Interpublic Group has just gone through "a confusing quarter," chairman and CEO Michael Roth admitted on a conference call with analysts Thursday.
IPG, which enjoyed upgrades from Moody’s and Standard & Poor’s during the second quarter, saw an overall revenue increase of 8 percent year over year. For shareholders, the key figure was up: earnings per share for the quarter were $0.19 compared to $0.15 at this time last year.
However, the company reported weak June revenues. This may have come as a bit of a surprise to IPG, which spent big this quarter—reporting a significant $31 million decrease in cash and securities in contrast to a $2 million increase at the end of last June.

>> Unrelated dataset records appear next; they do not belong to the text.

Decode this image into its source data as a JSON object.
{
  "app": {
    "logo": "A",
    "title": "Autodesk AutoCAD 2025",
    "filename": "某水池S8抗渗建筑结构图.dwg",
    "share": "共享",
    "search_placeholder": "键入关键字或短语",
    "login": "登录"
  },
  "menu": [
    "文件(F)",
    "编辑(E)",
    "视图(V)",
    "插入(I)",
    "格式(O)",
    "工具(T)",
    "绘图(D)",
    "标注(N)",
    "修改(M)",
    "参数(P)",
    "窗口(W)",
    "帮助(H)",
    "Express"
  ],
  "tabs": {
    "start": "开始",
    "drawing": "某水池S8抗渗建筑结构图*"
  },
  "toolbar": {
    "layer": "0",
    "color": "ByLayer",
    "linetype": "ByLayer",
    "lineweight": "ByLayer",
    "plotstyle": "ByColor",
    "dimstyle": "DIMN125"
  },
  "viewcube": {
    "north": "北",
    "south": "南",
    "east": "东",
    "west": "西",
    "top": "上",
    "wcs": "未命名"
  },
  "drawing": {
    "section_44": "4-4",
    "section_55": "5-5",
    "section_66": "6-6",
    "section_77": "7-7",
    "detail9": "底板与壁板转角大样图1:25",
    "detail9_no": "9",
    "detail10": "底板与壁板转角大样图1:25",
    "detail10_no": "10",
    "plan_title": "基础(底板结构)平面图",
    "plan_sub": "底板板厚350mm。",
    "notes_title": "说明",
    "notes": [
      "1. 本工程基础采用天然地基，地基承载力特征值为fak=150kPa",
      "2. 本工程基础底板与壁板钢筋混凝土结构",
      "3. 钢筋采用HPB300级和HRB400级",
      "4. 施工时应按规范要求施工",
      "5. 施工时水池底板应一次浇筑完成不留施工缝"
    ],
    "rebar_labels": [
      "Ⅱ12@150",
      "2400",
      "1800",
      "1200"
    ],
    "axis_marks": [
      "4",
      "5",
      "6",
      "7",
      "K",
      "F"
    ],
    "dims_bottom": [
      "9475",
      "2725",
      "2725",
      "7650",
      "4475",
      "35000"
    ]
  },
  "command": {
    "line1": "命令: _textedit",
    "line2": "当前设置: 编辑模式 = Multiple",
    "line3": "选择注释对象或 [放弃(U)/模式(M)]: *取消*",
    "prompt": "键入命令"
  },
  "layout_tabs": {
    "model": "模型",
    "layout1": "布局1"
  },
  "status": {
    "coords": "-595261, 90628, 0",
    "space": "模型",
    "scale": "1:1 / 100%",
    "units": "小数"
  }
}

Much of the company’s cash flow went toward a $128 million repurchase of its common stock, $28 million in stock dividends, and $44 million in acquisition expenses.
Roth acknowledged that the company is “seeing signs that costs are out of step with revenue." IPG's margins keep going down, something their shareholders won't be happy to see, and Roth admitted the company needs to do some work on that front.
To drum up optimism for the rest of the year, Roth mentioned that an IPG holding is “in the pitch for BMW” and highlighted “wins in the pipeline” for McCann—though, when pressed, he would not announce the specifics.
The company experienced revenue growth in almost every geographic region, most notably in the U.K., with about a 33 percent uptick. However, IPG saw a paltry 3 percent increase in the U.S. CFO Frank Mergenthaler placed some of the blame on the “loss of an auto client last year.” An astute analyst asked whether that was a Chevrolet reference to which Roth replied, “You know our business pretty well.”